I asked some classes to consider the impact this election is likely to have on the Supreme Court. Here's the same question addressed by a national reporter. He thinks its huge. The next president will shape the court for the next generation.
Somehow the campaigns have failed to remind us
that four justices are 74 or older, meaning they will be at
least 78 by the end of the term. Justice Ruth Bader Ginsburg is
already 79, with Justices Antonin Scalia and Anthony Kennedy not
far behind at 76 and Justice Stephen Breyer at 74. One hopes of
course they all live long lives, but the notion that all four
will still be willing and able to serve the next four years is
preposterous. Several will retire and be replaced -- and even
one replacement could fundamentally change the configuration of
the court.
If Romney becomes president, Ginsburg will certainly do all
she can to remain in the saddle. But if she were to have to
retire for health reasons (she has been treated for colon cancer
and pancreatic cancer), the court would become ineluctably
conservative.

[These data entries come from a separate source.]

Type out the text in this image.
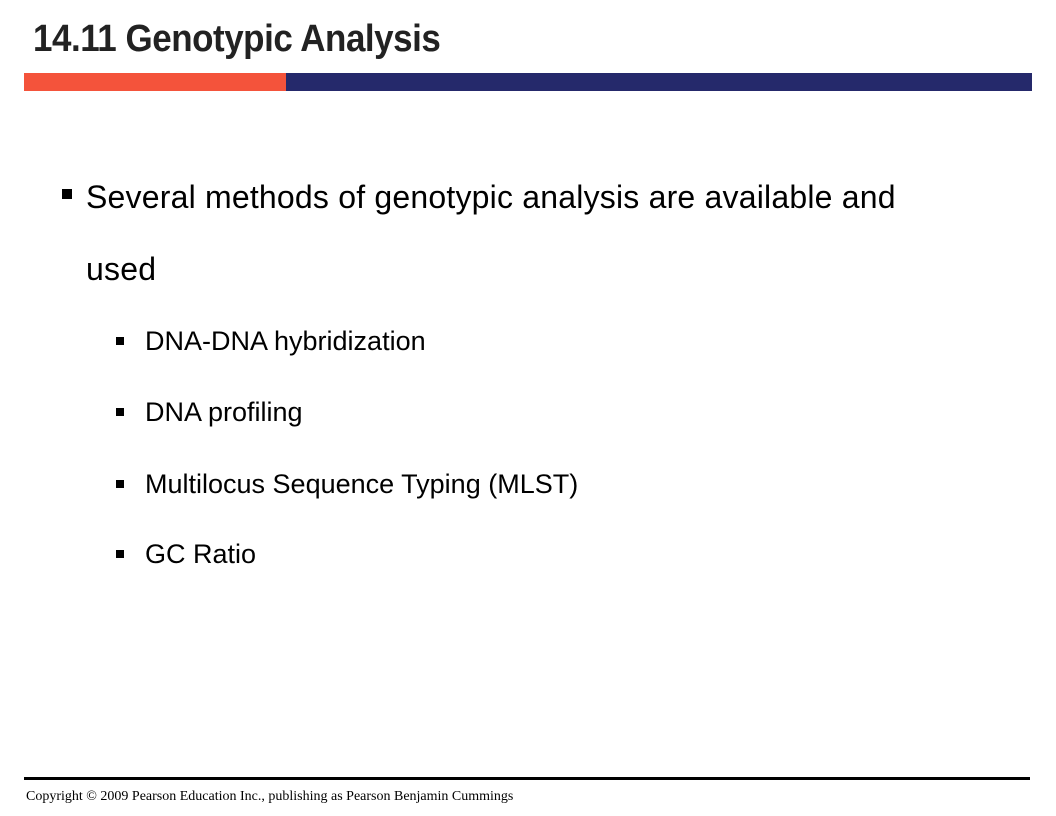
14.11 Genotypic Analysis
Several methods of genotypic analysis are available and used
DNA-DNA hybridization
DNA profiling
Multilocus Sequence Typing (MLST)
GC Ratio
Copyright © 2009 Pearson Education Inc., publishing as Pearson Benjamin Cummings
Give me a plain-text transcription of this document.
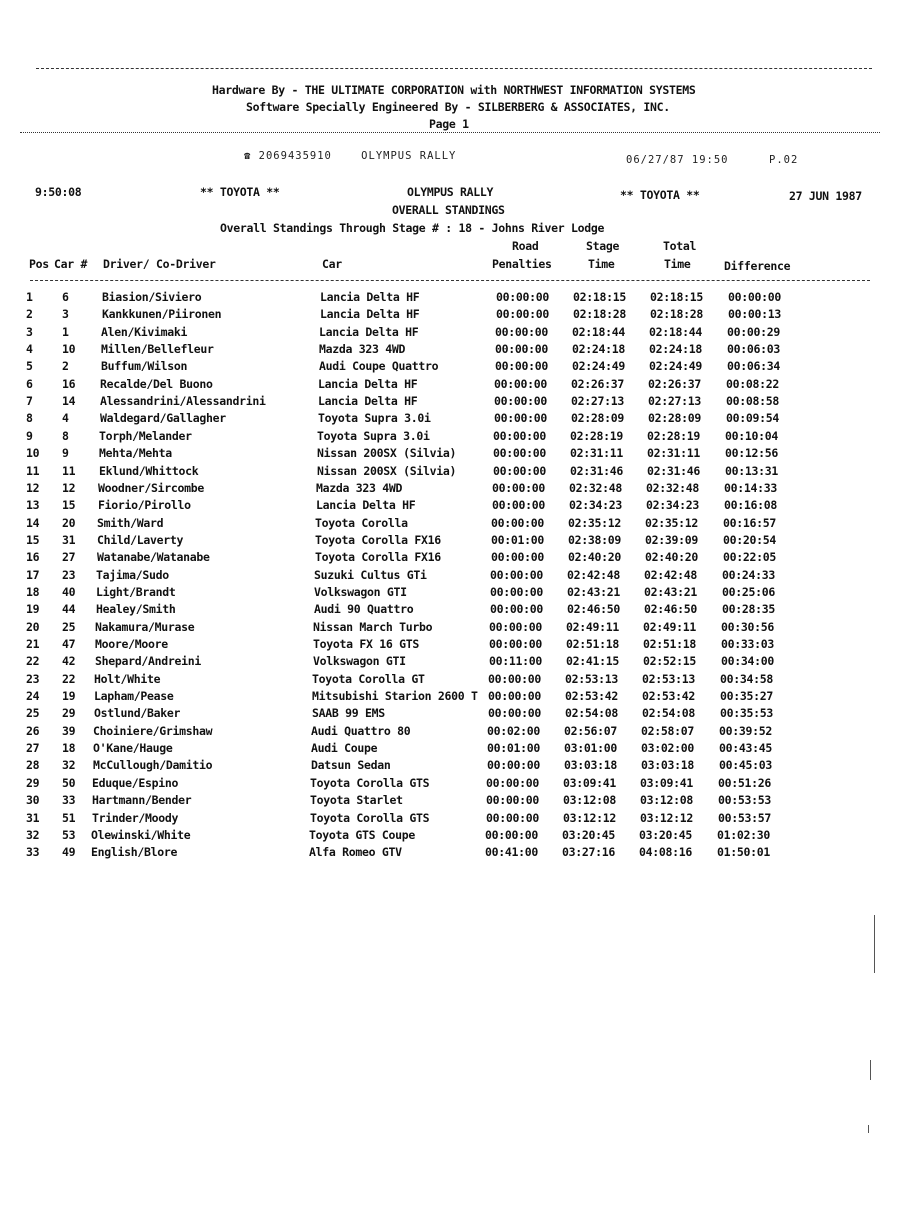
Hardware By - THE ULTIMATE CORPORATION with NORTHWEST INFORMATION SYSTEMS
Software Specially Engineered By - SILBERBERG & ASSOCIATES, INC.
Page 1
☎ 2069435910	OLYMPUS RALLY	06/27/87 19:50	P.02
9:50:08	** TOYOTA **	OLYMPUS RALLY	** TOYOTA **	27 JUN 1987
OVERALL STANDINGS
Overall Standings Through Stage # : 18 - Johns River Lodge
Road	Stage	Total
Pos Car # Driver/ Co-Driver	Car	Penalties	Time	Time	Difference
1	6	Biasion/Siviero	Lancia Delta HF	00:00:00 02:18:15 02:18:15 00:00:00
2	3	Kankkunen/Piironen	Lancia Delta HF	00:00:00 02:18:28 02:18:28 00:00:13
3	1	Alen/Kivimaki	Lancia Delta HF	00:00:00 02:18:44 02:18:44 00:00:29
4	10 Millen/Bellefleur	Mazda 323 4WD	00:00:00 02:24:18 02:24:18 00:06:03
5	2	Buffum/Wilson	Audi Coupe Quattro	00:00:00 02:24:49 02:24:49 00:06:34
6	16 Recalde/Del Buono	Lancia Delta HF	00:00:00 02:26:37 02:26:37 00:08:22
7	14 Alessandrini/Alessandrini	Lancia Delta HF	00:00:00 02:27:13 02:27:13 00:08:58
8	4	Waldegard/Gallagher	Toyota Supra 3.0i	00:00:00 02:28:09 02:28:09 00:09:54
9	8	Torph/Melander	Toyota Supra 3.0i	00:00:00 02:28:19 02:28:19 00:10:04
10 9	Mehta/Mehta	Nissan 200SX (Silvia)	00:00:00 02:31:11 02:31:11 00:12:56
11 11 Eklund/Whittock	Nissan 200SX (Silvia)	00:00:00 02:31:46 02:31:46 00:13:31
12 12 Woodner/Sircombe	Mazda 323 4WD	00:00:00 02:32:48 02:32:48 00:14:33
13 15 Fiorio/Pirollo	Lancia Delta HF	00:00:00 02:34:23 02:34:23 00:16:08
14 20 Smith/Ward	Toyota Corolla	00:00:00 02:35:12 02:35:12 00:16:57
15 31 Child/Laverty	Toyota Corolla FX16	00:01:00 02:38:09 02:39:09 00:20:54
16 27 Watanabe/Watanabe	Toyota Corolla FX16	00:00:00 02:40:20 02:40:20 00:22:05
17 23 Tajima/Sudo	Suzuki Cultus GTi	00:00:00 02:42:48 02:42:48 00:24:33
18 40 Light/Brandt	Volkswagon GTI	00:00:00 02:43:21 02:43:21 00:25:06
19 44 Healey/Smith	Audi 90 Quattro	00:00:00 02:46:50 02:46:50 00:28:35
20 25 Nakamura/Murase	Nissan March Turbo	00:00:00 02:49:11 02:49:11 00:30:56
21 47 Moore/Moore	Toyota FX 16 GTS	00:00:00 02:51:18 02:51:18 00:33:03
22 42 Shepard/Andreini	Volkswagon GTI	00:11:00 02:41:15 02:52:15 00:34:00
23 22 Holt/White	Toyota Corolla GT	00:00:00 02:53:13 02:53:13 00:34:58
24 19 Lapham/Pease	Mitsubishi Starion 2600 T 00:00:00 02:53:42 02:53:42 00:35:27
25 29 Ostlund/Baker	SAAB 99 EMS	00:00:00 02:54:08 02:54:08 00:35:53
26 39 Choiniere/Grimshaw	Audi Quattro 80	00:02:00 02:56:07 02:58:07 00:39:52
27 18 O'Kane/Hauge	Audi Coupe	00:01:00 03:01:00 03:02:00 00:43:45
28 32 McCullough/Damitio	Datsun Sedan	00:00:00 03:03:18 03:03:18 00:45:03
29 50 Eduque/Espino	Toyota Corolla GTS	00:00:00 03:09:41 03:09:41 00:51:26
30 33 Hartmann/Bender	Toyota Starlet	00:00:00 03:12:08 03:12:08 00:53:53
31 51 Trinder/Moody	Toyota Corolla GTS	00:00:00 03:12:12 03:12:12 00:53:57
32 53 Olewinski/White	Toyota GTS Coupe	00:00:00 03:20:45 03:20:45 01:02:30
33 49 English/Blore	Alfa Romeo GTV	00:41:00 03:27:16 04:08:16 01:50:01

The present 4-to-4 split with Kennedy as the swing
vote would change into a stable 5-to-3 conservative majority,
with Kennedy no longer important.
Under Romney, Scalia might retire to give a Republican
president the chance to replace him with someone young and
comparably conservative. That would consolidate the conservative
majority of Chief Justice John Roberts, Justice Samuel Alito and
Justice Clarence Thomas (now 64) for as long as Thomas stayed
healthy.
Or consider the scenario where Obama is re-elected and
either Scalia or Kennedy is replaced by a relatively more
liberal justice. That would in turn create incentives for
Ginsburg and Breyer to retire, which would allow the possibility
of a five-justice liberal majority in which Justice Sonia Sotomayor, now 58, would be the eldest.